288K and 390Wm-2 Surface and 238Wm-2 and 254.5K at the TOA, is the simple relationship between the surface and the True TOA. This has nothing to do with a tropopause, it has nothing to do with a no greenhouse gas Earth. Thinking it is more is a problem,

So on one of the blog, a commenter mentioned using power series to determine what a change in surface flux would cause. There is nothing wrong with that approach. There may be something wrong with the hypothetical question of the change being felt at the surface.

If we take 238Wm-2 outgoing flux and divided that by the surface outgoing flux we have 238/390 or 0.61. This is the emissivity of the atmosphere of the Earth. So one can consider that 1-.61 or 0.39 is the atmospheric resistance, feedback, whatever term you like. I happen to call it the “Effective” Emissivity or the portion of the surface emissions that has an effect on or is affected by the atmosphere. The Effective emissivity includes all thermal flux interactions with the atmosphere, interactions I know and interactions I may not know.

Since an impact of change from the surface will impact the atmosphere which will in turn impact the surface, at some point stabilizing. This is good application for a power series as I understand it.

So if the surface were at 254.5K and 20K was suddenly added to the surface temperature, we would need to use the flux values, which are non-linear with respect to temperature, to determine the stable resulting temperature.
238Wm-2 @ 254.5 K is already known, with 20 more degrees the flux at 274.5 would need to be determined by S-B which is 263.8Wm-2 @ 274.5K

So, the difference in the flux would be 263.8-238=25.8 added to the atmospheric flux, of that 39% would be returned or 10.1Wm-2, requiring 0.39*10.1 or 3.94, with 0.39*3.94=1.54 etc. etc,

This solution is simply 25.8/(1-.61) or 25.8/.39 = 66.15 meaning the stable surface flux would be 238 + 66.15 = 304 Wm-2. The 66.15Wm-2 would be a portion of the atmospheric effect IF, the 0.39 return was linear. Just for grins, let us pretend it is not. Let’s say something crazy like the effective emissivity in the lower troposphere where higher, say 0.75, effective emissivity.

Then let’s say we added 20Kto the temperature at some point in the lower atmosphere. Just for a guess, the 274.5 but this time in the atmosphere, We have the same flux as before, 25.8Wm-2 only 0.25 instead of 0.39, yielding 25.8/(1-.75)=25.8/.25 = 103Wm-2 at some point in the lower atmosphere.

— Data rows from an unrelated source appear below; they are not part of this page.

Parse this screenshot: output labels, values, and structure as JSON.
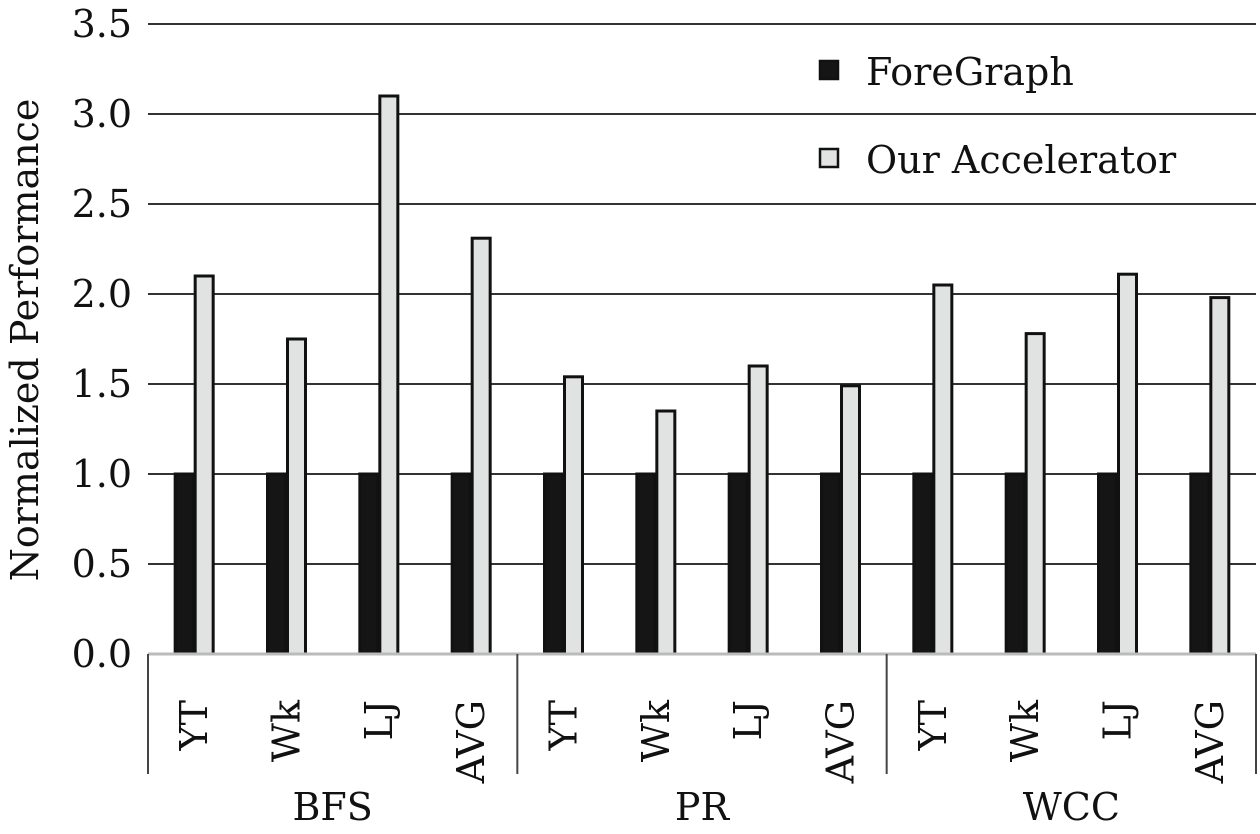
{
  "chart_data": {
    "type": "bar",
    "ylabel": "Normalized Performance",
    "ylim": [
      0,
      3.5
    ],
    "yticks": [
      "0.0",
      "0.5",
      "1.0",
      "1.5",
      "2.0",
      "2.5",
      "3.0",
      "3.5"
    ],
    "grid": true,
    "legend_position": "top-right",
    "groups": [
      {
        "name": "BFS",
        "categories": [
          "YT",
          "Wk",
          "LJ",
          "AVG"
        ]
      },
      {
        "name": "PR",
        "categories": [
          "YT",
          "Wk",
          "LJ",
          "AVG"
        ]
      },
      {
        "name": "WCC",
        "categories": [
          "YT",
          "Wk",
          "LJ",
          "AVG"
        ]
      }
    ],
    "series": [
      {
        "name": "ForeGraph",
        "color": "#151515",
        "values": [
          1.0,
          1.0,
          1.0,
          1.0,
          1.0,
          1.0,
          1.0,
          1.0,
          1.0,
          1.0,
          1.0,
          1.0
        ]
      },
      {
        "name": "Our Accelerator",
        "color": "#e0e3e2",
        "values": [
          2.1,
          1.75,
          3.1,
          2.31,
          1.54,
          1.35,
          1.6,
          1.49,
          2.05,
          1.78,
          2.11,
          1.98
        ]
      }
    ]
  }
}
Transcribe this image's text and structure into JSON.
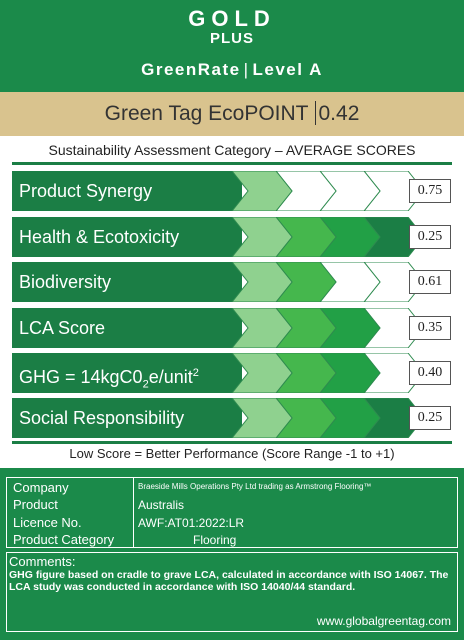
{
  "header": {
    "line1": "GOLD",
    "line2": "PLUS",
    "line3_left": "GreenRate",
    "line3_sep": "|",
    "line3_right": "Level",
    "line3_level": "A"
  },
  "ecopoint": {
    "label": "Green Tag EcoPOINT",
    "value": "0.42"
  },
  "category_title": "Sustainability Assessment Category – AVERAGE SCORES",
  "categories": [
    {
      "label": "Product Synergy",
      "score": "0.75",
      "filled": 1
    },
    {
      "label": "Health & Ecotoxicity",
      "score": "0.25",
      "filled": 4
    },
    {
      "label": "Biodiversity",
      "score": "0.61",
      "filled": 2
    },
    {
      "label": "LCA Score",
      "score": "0.35",
      "filled": 3
    },
    {
      "label_main": "GHG = 14kgC0",
      "label_sub": "2",
      "label_mid": "e/unit",
      "label_sup": "2",
      "score": "0.40",
      "filled": 3
    },
    {
      "label": "Social Responsibility",
      "score": "0.25",
      "filled": 4
    }
  ],
  "chevron_colors": [
    "#8fd18f",
    "#45b74d",
    "#22a046",
    "#1b7e45"
  ],
  "footnote": "Low Score = Better Performance (Score Range -1 to +1)",
  "info": {
    "company_key": "Company",
    "product_key": "Product",
    "licence_key": "Licence No.",
    "category_key": "Product Category",
    "company_value": "Braeside Mills Operations Pty Ltd trading as Armstrong Flooring™",
    "product_value": "Australis",
    "licence_value": "AWF:AT01:2022:LR",
    "category_value": "Flooring"
  },
  "comments": {
    "title": "Comments:",
    "body": "GHG figure based on cradle to grave LCA, calculated in accordance with ISO 14067. The LCA study was conducted in accordance with ISO 14040/44 standard.",
    "url": "www.globalgreentag.com"
  }
}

That 103Wm-2 plus the 66 Wm-2 =169Wm-2, which is pretty close to 390Wm-2 surface minus 238Wm-2 TOA or 152W atmospheric effect, not too bad for a guess, had I guess 0.7 instead of 0.75, the value , , 25.8/.3=86, would exactly equal 152W/m-2, the ideal atmospheric effect as seen at the TOA. That added 20K in the atmosphere is radiated in both up and down. Before we had the surface increase from 238 to 274.5K @ 304Wm-2, adding the 86Wm-2 from the atmosphere would yield 390Wm-2 at the surface.

This is my visualization of the Atmospheric Effects, with the 20 degrees at the surface being most of the surface temperature increase and radiant gases in the atmosphere creating a balancing effect in the atmosphere. It only requires one more element.

That element is the lapse rate, including latent heat, which transfers heat directly from the surface where condensation begins to release that hidden heat. This depresses the 274.5K atmospheric value by approximate 20K to 255K as appears to have been estimated by Arrhenius, with one small issue, the latent component of the lapse rate.

There are several ways to estimate the temperature of the average layer of radiant impact, of the source of down welling long wave radiation, The simplest being the average mass level of the atmosphere or the average energy level of the combined lapse rate, conductive, latent and radiant. That would where ½ of the energy transferred from the surface to the atmosphere can be approximated.

A simple estimate based on observation would be the average altitude of low cloud bottoms or the average layer where condensation begins. This altitude is approximately 4000 meters.

Of course, one would have to assume that the return value even after applying power series can never be greater than the input value or perpetual motion would be involved.